Every university program in the country has mark-the-date-on-the-calendar matchup: Queen's-Western, Montreal-Laval, Regina-Saskatchewan, to name a few. On top of sharing a city, the Gee-Gees and Ravens also a share a certain isolation, since Ottawa is only nominally part of Ontario. The two schools also used to play in the old O-QIFC conference, which broke up two seasons after the original Ravens folded. So there's an important familiarity. Queen's is the only other school Ottawa has played regularly for the past 40 years.
"When you’re going across the province to places such as Western and Windsor, it’s really hard to identify and be close to it," Barresi says.
The Gee-Gees' returning group is hoping their 2-6 mark in 2012 will prove an "anomaly," in their coach's words. Ottawa started 0-5 before coach Gary Etcheverry was forced out. Barresi has inherited a fairly experienced team with holdovers such as quarterback Aaron Colbon, running back Brendan Gillanders, receiver Simon Le Marquand and tackle Taylor Servais, whom the Edmonton Eskimos had in camp in June.
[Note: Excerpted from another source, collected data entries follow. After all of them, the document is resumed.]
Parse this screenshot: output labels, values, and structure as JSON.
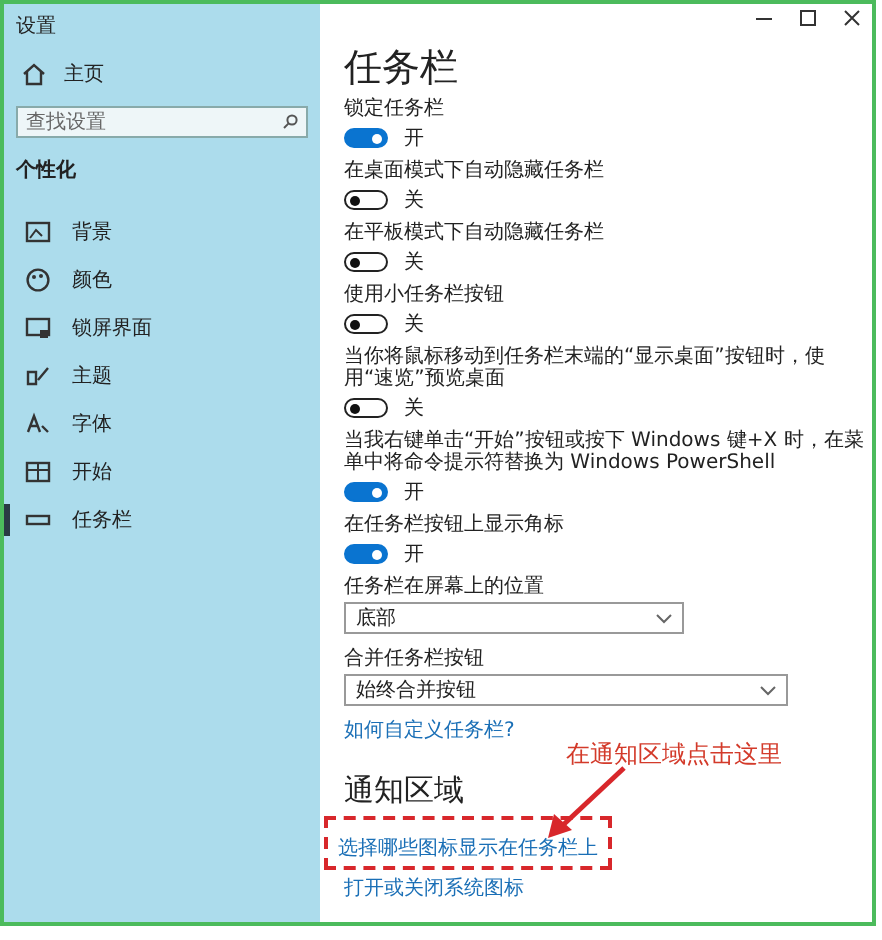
{
  "window": {
    "title": "设置"
  },
  "sidebar": {
    "home": "主页",
    "search": {
      "placeholder": "查找设置"
    },
    "section": "个性化",
    "items": [
      {
        "label": "背景",
        "selected": false
      },
      {
        "label": "颜色",
        "selected": false
      },
      {
        "label": "锁屏界面",
        "selected": false
      },
      {
        "label": "主题",
        "selected": false
      },
      {
        "label": "字体",
        "selected": false
      },
      {
        "label": "开始",
        "selected": false
      },
      {
        "label": "任务栏",
        "selected": true
      }
    ]
  },
  "page": {
    "title": "任务栏",
    "settings": [
      {
        "kind": "toggle",
        "label": "锁定任务栏",
        "on": true,
        "state_text": "开"
      },
      {
        "kind": "toggle",
        "label": "在桌面模式下自动隐藏任务栏",
        "on": false,
        "state_text": "关"
      },
      {
        "kind": "toggle",
        "label": "在平板模式下自动隐藏任务栏",
        "on": false,
        "state_text": "关"
      },
      {
        "kind": "toggle",
        "label": "使用小任务栏按钮",
        "on": false,
        "state_text": "关"
      },
      {
        "kind": "toggle",
        "label": "当你将鼠标移动到任务栏末端的“显示桌面”按钮时，使用“速览”预览桌面",
        "on": false,
        "state_text": "关"
      },
      {
        "kind": "toggle",
        "label": "当我右键单击“开始”按钮或按下 Windows 键+X 时，在菜单中将命令提示符替换为 Windows PowerShell",
        "on": true,
        "state_text": "开"
      },
      {
        "kind": "toggle",
        "label": "在任务栏按钮上显示角标",
        "on": true,
        "state_text": "开"
      },
      {
        "kind": "dropdown",
        "label": "任务栏在屏幕上的位置",
        "value": "底部",
        "wide": false
      },
      {
        "kind": "dropdown",
        "label": "合并任务栏按钮",
        "value": "始终合并按钮",
        "wide": true
      },
      {
        "kind": "link",
        "label": "如何自定义任务栏?"
      }
    ],
    "notification": {
      "title": "通知区域",
      "links": [
        {
          "label": "选择哪些图标显示在任务栏上",
          "highlighted": true
        },
        {
          "label": "打开或关闭系统图标",
          "highlighted": false
        }
      ]
    }
  },
  "annotation": {
    "text": "在通知区域点击这里"
  }
}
Sumarah, with a first-year team, will be reliant on transfers such as quarterback Jesse Mills and a good recruiting class that includes touted game-breaking receiver Nathaniel Behar, plucked out of Western Mustangs coach Greg Marshall's backyard in London. With a renovated field and designer Nike uniforms, Carleton has big plans, but Sumarah knows even mighty Laval started out with a 1-7 first year back in 1996.
"We’ve got a bunch of green faces coming into our locker room that have no idea about CIS football and the commitment involved. We have a lot of teaching and learning to do over the next little while."
That might not be so important. Know this: there is a Carleton-Ottawa football game this fall. Consider a void filled.
"From what I've seen, it's all positive energy," Sumarah says. "We’re not looking for the hoopla around the game, we’re looking to win."